Now, I’m going to continue under the assumption that you’ve read the problem. This contains a solution, so if you want to solve it on your own, do so before reading further.
I posted this solution on the Project Euler forum for problem 15, but you can’t see it unless you’ve given a solution.

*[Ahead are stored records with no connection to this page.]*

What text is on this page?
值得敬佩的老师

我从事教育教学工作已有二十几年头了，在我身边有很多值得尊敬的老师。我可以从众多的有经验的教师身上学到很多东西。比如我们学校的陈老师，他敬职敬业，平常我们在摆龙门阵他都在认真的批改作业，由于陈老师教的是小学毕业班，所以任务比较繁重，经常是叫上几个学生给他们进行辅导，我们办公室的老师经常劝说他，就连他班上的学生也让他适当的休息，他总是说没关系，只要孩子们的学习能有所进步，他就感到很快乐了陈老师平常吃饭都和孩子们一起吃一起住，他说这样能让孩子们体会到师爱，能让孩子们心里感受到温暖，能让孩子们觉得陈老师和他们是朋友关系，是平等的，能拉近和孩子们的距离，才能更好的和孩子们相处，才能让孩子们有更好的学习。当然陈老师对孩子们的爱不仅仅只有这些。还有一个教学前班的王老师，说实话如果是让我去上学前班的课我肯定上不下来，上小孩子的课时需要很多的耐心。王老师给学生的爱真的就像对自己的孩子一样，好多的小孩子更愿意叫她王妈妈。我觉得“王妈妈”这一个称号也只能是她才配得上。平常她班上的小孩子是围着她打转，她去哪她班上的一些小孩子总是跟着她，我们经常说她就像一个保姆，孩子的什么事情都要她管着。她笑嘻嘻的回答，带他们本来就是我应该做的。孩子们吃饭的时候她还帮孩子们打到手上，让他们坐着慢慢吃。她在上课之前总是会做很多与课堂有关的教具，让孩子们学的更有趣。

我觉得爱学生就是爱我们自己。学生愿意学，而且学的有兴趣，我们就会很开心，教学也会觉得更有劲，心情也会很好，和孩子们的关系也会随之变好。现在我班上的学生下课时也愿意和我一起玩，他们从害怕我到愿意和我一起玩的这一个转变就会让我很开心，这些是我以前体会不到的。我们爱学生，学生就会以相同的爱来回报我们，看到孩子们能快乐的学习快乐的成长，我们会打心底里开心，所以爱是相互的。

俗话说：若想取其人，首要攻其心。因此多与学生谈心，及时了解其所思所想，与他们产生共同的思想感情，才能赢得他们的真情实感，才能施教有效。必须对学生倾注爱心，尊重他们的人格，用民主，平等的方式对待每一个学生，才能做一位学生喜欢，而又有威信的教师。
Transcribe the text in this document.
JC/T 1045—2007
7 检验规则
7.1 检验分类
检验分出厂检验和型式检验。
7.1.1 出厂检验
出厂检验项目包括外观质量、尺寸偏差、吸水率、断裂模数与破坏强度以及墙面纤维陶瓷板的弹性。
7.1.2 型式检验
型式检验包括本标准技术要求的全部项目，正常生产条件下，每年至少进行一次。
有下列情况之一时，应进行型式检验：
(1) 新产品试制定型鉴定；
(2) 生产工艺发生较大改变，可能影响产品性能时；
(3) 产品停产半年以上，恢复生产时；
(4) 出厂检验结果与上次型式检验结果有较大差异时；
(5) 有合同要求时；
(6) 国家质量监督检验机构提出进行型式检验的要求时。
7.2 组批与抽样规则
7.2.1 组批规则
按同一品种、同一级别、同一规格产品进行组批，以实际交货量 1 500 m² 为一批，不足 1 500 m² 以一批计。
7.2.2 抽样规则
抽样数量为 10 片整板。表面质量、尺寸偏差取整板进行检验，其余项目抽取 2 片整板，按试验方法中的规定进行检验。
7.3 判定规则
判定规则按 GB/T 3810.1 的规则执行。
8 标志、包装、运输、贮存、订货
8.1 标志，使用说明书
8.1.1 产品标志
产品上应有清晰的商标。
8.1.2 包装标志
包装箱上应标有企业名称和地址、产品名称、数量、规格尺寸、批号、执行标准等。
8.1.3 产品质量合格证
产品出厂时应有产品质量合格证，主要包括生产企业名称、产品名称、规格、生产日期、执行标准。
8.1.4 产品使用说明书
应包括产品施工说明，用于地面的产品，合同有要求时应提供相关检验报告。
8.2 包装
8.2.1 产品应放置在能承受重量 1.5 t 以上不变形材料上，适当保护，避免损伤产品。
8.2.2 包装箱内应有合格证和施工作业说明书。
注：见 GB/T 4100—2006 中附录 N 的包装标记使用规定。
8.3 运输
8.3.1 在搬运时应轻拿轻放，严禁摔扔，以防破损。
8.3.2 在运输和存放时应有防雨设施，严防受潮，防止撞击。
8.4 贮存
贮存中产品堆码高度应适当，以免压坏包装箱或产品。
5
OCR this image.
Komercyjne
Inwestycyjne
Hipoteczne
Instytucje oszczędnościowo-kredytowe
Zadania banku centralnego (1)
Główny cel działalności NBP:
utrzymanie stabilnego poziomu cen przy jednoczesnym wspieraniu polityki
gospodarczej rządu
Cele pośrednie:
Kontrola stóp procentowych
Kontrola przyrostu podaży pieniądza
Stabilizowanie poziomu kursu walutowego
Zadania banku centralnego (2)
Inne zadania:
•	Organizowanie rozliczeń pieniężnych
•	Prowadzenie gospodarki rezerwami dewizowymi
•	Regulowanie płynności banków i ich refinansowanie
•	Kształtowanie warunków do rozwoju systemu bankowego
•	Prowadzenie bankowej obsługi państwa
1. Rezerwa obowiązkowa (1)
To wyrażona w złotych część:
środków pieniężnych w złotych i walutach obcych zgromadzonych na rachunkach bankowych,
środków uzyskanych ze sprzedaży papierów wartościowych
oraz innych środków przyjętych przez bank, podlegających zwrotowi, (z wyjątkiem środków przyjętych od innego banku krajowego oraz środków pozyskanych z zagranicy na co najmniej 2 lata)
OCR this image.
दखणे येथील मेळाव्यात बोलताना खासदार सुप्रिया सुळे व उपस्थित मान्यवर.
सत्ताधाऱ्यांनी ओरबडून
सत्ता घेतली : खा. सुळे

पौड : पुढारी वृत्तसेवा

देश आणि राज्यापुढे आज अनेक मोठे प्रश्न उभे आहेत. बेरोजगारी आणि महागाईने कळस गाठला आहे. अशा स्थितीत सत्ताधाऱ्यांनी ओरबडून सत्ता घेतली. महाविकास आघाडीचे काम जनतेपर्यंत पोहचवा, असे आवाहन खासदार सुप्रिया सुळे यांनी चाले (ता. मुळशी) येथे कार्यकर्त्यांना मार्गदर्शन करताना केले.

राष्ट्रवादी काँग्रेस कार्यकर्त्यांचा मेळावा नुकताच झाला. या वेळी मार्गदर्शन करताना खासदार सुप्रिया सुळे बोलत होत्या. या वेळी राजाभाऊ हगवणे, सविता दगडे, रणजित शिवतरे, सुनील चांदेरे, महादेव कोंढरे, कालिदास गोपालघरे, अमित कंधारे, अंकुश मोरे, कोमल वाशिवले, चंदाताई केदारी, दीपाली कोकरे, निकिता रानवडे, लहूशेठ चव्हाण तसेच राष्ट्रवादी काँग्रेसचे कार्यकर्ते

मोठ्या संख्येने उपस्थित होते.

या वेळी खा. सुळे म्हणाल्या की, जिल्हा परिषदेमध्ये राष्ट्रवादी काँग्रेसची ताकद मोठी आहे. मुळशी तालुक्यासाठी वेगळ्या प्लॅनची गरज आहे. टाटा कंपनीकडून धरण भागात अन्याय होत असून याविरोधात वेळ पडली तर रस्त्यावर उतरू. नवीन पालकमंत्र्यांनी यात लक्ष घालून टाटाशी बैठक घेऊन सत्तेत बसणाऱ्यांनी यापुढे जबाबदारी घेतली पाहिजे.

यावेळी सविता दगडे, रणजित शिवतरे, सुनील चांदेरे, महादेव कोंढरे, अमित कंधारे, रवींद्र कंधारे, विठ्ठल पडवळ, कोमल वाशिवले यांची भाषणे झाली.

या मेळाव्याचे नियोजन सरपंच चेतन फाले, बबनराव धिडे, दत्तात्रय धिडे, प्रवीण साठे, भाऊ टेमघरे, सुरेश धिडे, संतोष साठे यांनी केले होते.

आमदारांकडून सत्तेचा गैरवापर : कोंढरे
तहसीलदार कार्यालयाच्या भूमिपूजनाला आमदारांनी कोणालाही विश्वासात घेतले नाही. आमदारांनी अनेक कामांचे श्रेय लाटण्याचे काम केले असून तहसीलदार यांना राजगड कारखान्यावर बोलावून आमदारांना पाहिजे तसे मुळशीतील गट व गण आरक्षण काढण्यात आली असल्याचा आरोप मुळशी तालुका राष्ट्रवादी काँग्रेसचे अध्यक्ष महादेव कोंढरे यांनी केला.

Construct a lattice of nodes based on the problem description, one at each possible position. Let there be n nodes (n is one greater than the number of boxes per row or per column). The nodes in the bottom row and the last column have one possible move away (right and down, respectively), except for the node in the bottom row and last column, which is the terminal node. The rest of the nodes all have 2 possible choices to move away. The possible paths to take to the terminal node is the sum of the possible paths to the terminal node of each possible move. Since every node in the bottom row has exactly 1 possible path to the terminal node (continuing right until reaching the end), the possible paths of the nodes in the 2nd row from the bottom follow the sequence n, n-1, n-2, … 2, 1. So, working our way up, the number of possible paths of the ith node from the right in the 3rd row from the bottom is given by
$$\sum_{k=1}^{i}k = \frac{i(i+1)}{2}$$
so the ith node from the right in the 4th row from the bottom is
$$\sum_{k=1}^{i}\frac{k(k+1)}{2} = \frac{1}{2}\sum_{k=1}^{i}\left( k^2+k \right) = \frac{1}{2} \left(\sum_{k=1}^{i}k^2 + \sum_{k=1}^{i}k\right) = \frac{1}{2}\left( \frac{i(i+1)}{2} + \frac{i(i+1)(2i+1)}{6} \right)$$
and so on. Continuing all the way to the top, the top left node of the m by m grid of squares has
$$\frac{(2m)!}{(m!)^2}$$
possible paths to the terminal node. Plugging in m=2 (the example), this formula gives (4!)/2^2 = 24/4 = 6. For m=20 (the problem), it gives (40!) / (20!)^2 = 137846528820. Python code:
from math import factorial
def problem_15():
return factorial(40) / factorial(20) ** 2
This took me forever and I have no clue why it’s in the 5% difficulty range.